Ihm brummte der Schädel. Nein, diesen Mist hier hätte er im alten Jahr wirklich nicht mehr gebraucht. War es denn nicht genug, dass er und sein Restaurant am Samstag fast in die Luft gesprengt worden wären? Nun durfte er auch noch fünfhundert Kröten Bußgeld berappen! Wo er doch wegen der Explosion auf der First Avenue noch die komplette Fensterfront seines Ladens ersetzen musste.
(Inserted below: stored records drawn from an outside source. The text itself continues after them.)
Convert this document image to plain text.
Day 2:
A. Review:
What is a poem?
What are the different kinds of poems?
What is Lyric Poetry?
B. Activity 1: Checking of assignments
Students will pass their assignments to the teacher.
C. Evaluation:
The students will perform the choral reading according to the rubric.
Ob die Versicherung für diesen Schaden einspringen würde, war zum jetzigen Zeitpunkt noch völlig offen. Morton kannte dieses Pack. Die arbeiteten im Schadensfall doch nie für ihre Versicherten, sondern immer gegen sie. Verbrecher! Aasgeier! Abzocker!

»Mister Petersen?« Der Cop wurde ungeduldig.
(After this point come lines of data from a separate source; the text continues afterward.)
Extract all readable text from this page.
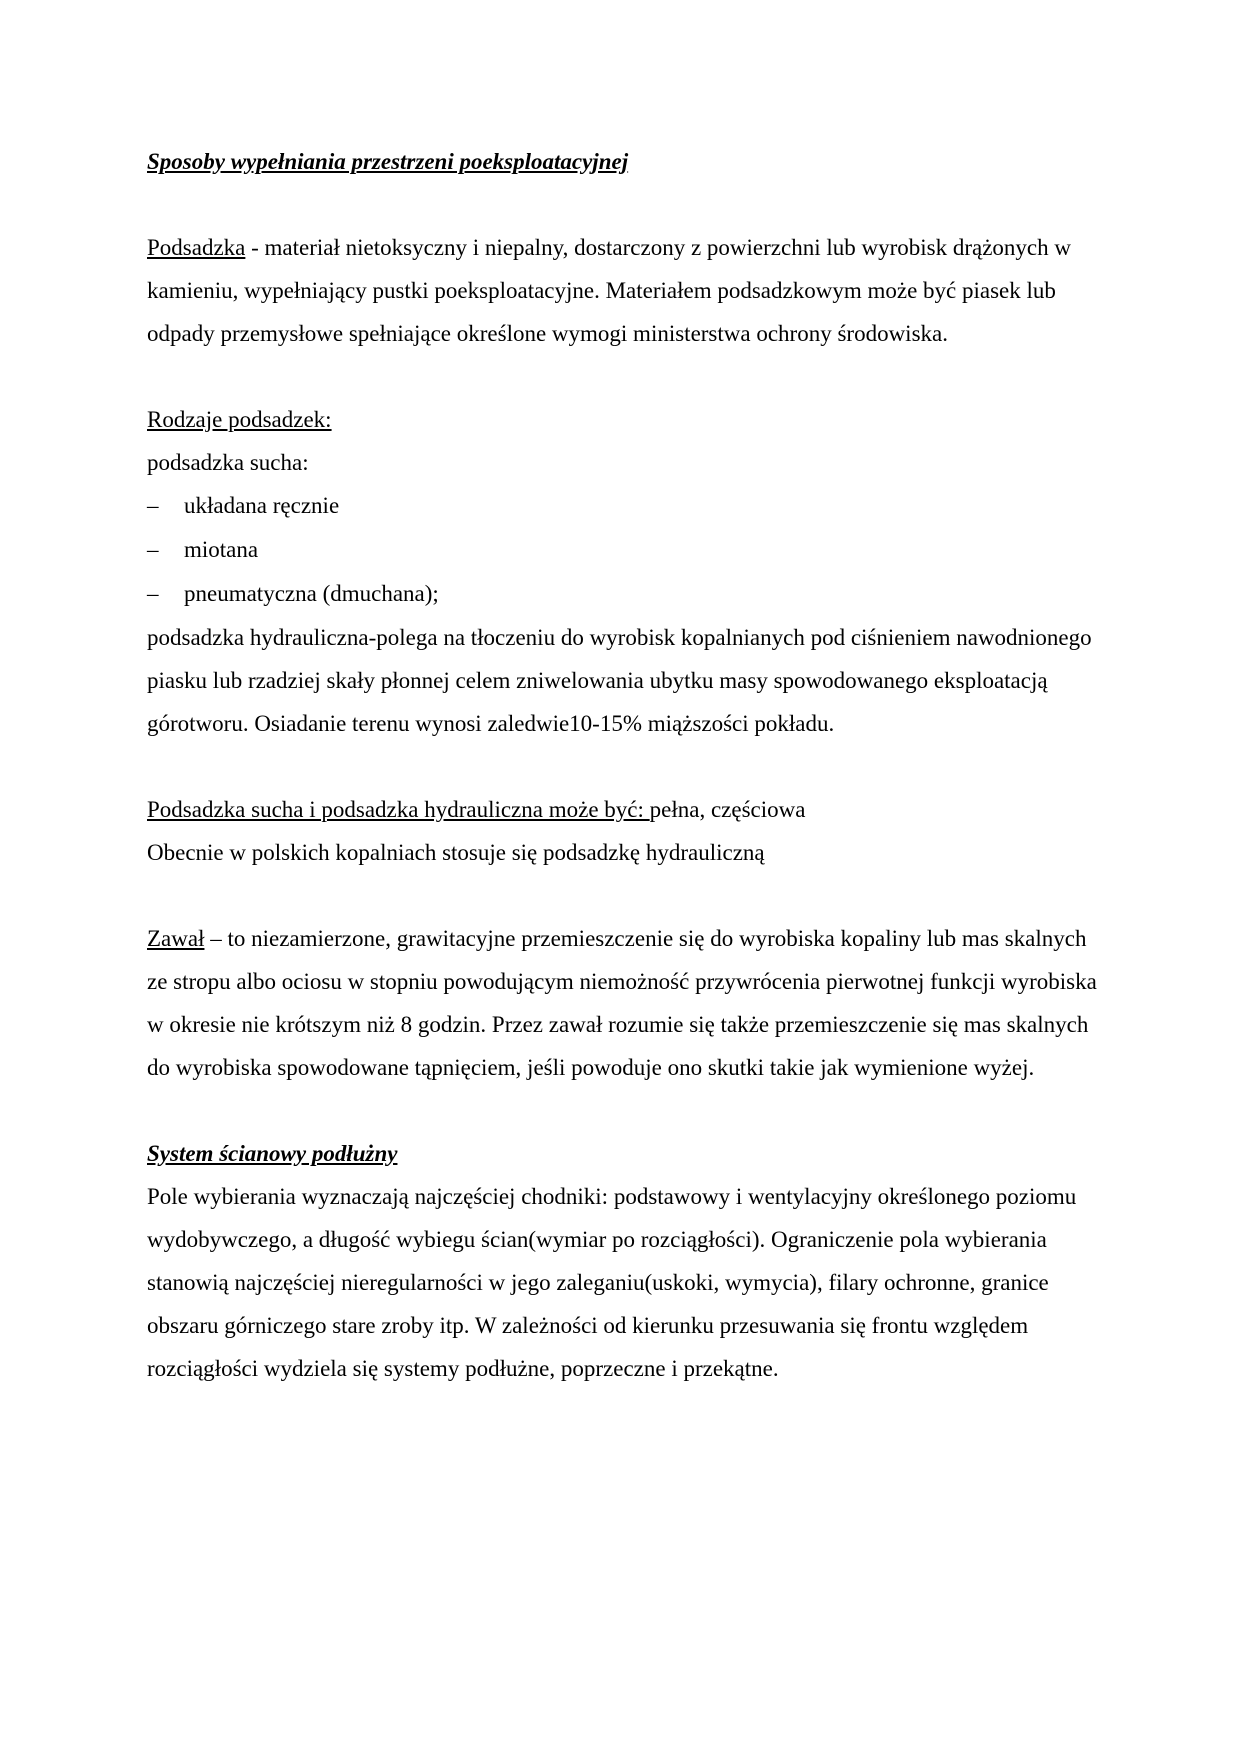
Sposoby wypełniania przestrzeni poeksploatacyjnej

Podsadzka - materiał nietoksyczny i niepalny, dostarczony z powierzchni lub wyrobisk drążonych w kamieniu, wypełniający pustki poeksploatacyjne. Materiałem podsadzkowym może być piasek lub odpady przemysłowe spełniające określone wymogi ministerstwa ochrony środowiska.

Rodzaje podsadzek:

podsadzka sucha:

– układana ręcznie
– miotana
– pneumatyczna (dmuchana);

podsadzka hydrauliczna-polega na tłoczeniu do wyrobisk kopalnianych pod ciśnieniem nawodnionego piasku lub rzadziej skały płonnej celem zniwelowania ubytku masy spowodowanego eksploatacją górotworu. Osiadanie terenu wynosi zaledwie10-15% miąższości pokładu.

Podsadzka sucha i podsadzka hydrauliczna może być: pełna, częściowa

Obecnie w polskich kopalniach stosuje się podsadzkę hydrauliczną

Zawał – to niezamierzone, grawitacyjne przemieszczenie się do wyrobiska kopaliny lub mas skalnych ze stropu albo ociosu w stopniu powodującym niemożność przywrócenia pierwotnej funkcji wyrobiska w okresie nie krótszym niż 8 godzin. Przez zawał rozumie się także przemieszczenie się mas skalnych do wyrobiska spowodowane tąpnięciem, jeśli powoduje ono skutki takie jak wymienione wyżej.

System ścianowy podłużny

Pole wybierania wyznaczają najczęściej chodniki: podstawowy i wentylacyjny określonego poziomu wydobywczego, a długość wybiegu ścian(wymiar po rozciągłości). Ograniczenie pola wybierania stanowią najczęściej nieregularności w jego zaleganiu(uskoki, wymycia), filary ochronne, granice obszaru górniczego stare zroby itp. W zależności od kierunku przesuwania się frontu względem rozciągłości wydziela się systemy podłużne, poprzeczne i przekątne.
Das Brummen in Mortons Schädel nahm zu. Bloß, dass es gar nicht in seinem Kopf brummte, sondern außerhalb davon, wie er jetzt bemerkte. Auch der Polizist hatte etwas gehört, blickte von dem E-Cash-Gerät auf.
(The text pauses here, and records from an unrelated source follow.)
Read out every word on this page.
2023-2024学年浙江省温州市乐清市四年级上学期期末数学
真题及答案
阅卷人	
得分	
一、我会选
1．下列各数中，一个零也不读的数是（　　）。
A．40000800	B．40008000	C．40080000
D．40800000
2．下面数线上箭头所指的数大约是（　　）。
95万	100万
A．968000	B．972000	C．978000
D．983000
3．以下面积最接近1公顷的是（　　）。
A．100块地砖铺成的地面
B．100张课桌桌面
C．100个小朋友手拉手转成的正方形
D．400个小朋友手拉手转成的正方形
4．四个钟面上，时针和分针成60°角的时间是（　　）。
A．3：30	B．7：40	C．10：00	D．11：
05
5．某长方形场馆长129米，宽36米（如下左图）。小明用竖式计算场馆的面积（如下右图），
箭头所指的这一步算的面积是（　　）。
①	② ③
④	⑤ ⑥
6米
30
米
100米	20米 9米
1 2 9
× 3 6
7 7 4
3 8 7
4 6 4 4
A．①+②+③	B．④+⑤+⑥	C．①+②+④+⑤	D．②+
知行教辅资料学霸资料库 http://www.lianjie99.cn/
So sahen sie beide den ungewöhnlichen Verkehrsteilnehmer, der in drei Fuß Höhe über die Kreuzung schwebte und in der Straße verschwand, die auch Morton hatte nehmen wollen, ehe ihn der Streifenwagen erwischt hatte. Ein Mensch mit zwei metallenen Greifarmen, getragen von einer Traube schwarzer Hummeln. Im Vorbeifliegen wandte er sein Gesicht dem Blaulicht zu, eine entstellte Grimasse, von einem stählernen Stirnband gekrönt. Das Brummen wurde heller, als der Hummelschwarm beschleunigte. Dann war die Erscheinung hinter dem nächsten Häuserblock verschwunden.

»Das war doch …!«, begann Morton.

»Scheiße!«, rief der Cop und sprang auch schon zu seinem Partner in den Wagen. »Wenden! Fahr! Fahr! Wenden!«, drang es aus den offenen Fenstern.

Der Motor heulte mit der Sirene um die Wette. Mit quietschenden Reifen drehte der Streifenwagen und brauste dem fliegenden Mann hinterher.

»… der Killercyborg!«, beendete Morton seinen Satz, den HoloCom noch immer erhoben. Dann, halblaut, fast ehrfürchtig: »Ich hab ihn gesehen!«

Und er hat mir fünfhundert Dollar Strafe erspart.

Im nächsten Moment fiel ihm ein, dass die Cops ja noch seine Papiere hatten. Es würde nur ein Zahlungsaufschub sein.

Kurz erwog er, sich den Polizisten an die Fersen zu heften, verwarf den Gedanken aber wieder. Sicher wäre es spannend, sich an der Jagd zu beteiligen, doch mit seinem E-Roller würde er dabei keine Chance haben. Außerdem hatte der Cyborg ja an die zehn Leute umgebracht. Nein, nein, das überließ er mal besser ganz den Cops. Auch, wenn es mächtig cool gewesen wäre, den Jungs im Yard’s ein selbstgeschossenes Foto von der mörderischen Mensch-Maschine zeigen zu können.

Morton seufzte. »Was für eine Nacht!«

Sein Schwebegefühl war vollständig verflogen. Zeit, nach Hause zu fahren. Das würde keine Fahrerflucht sein – die Bullen hatten die Verkehrskontrolle ja selbst abgebrochen. Sie würden noch früh genug auf ihn zurückkommen, kein Zweifel.

Als er auf das Trittbrett stieg und den Elektroantrieb startete, war er einfach nur noch Morton, der schlagartig ernüchtert der Heimat zustrebte.

Captain Petersen hatte vorerst ausgedient.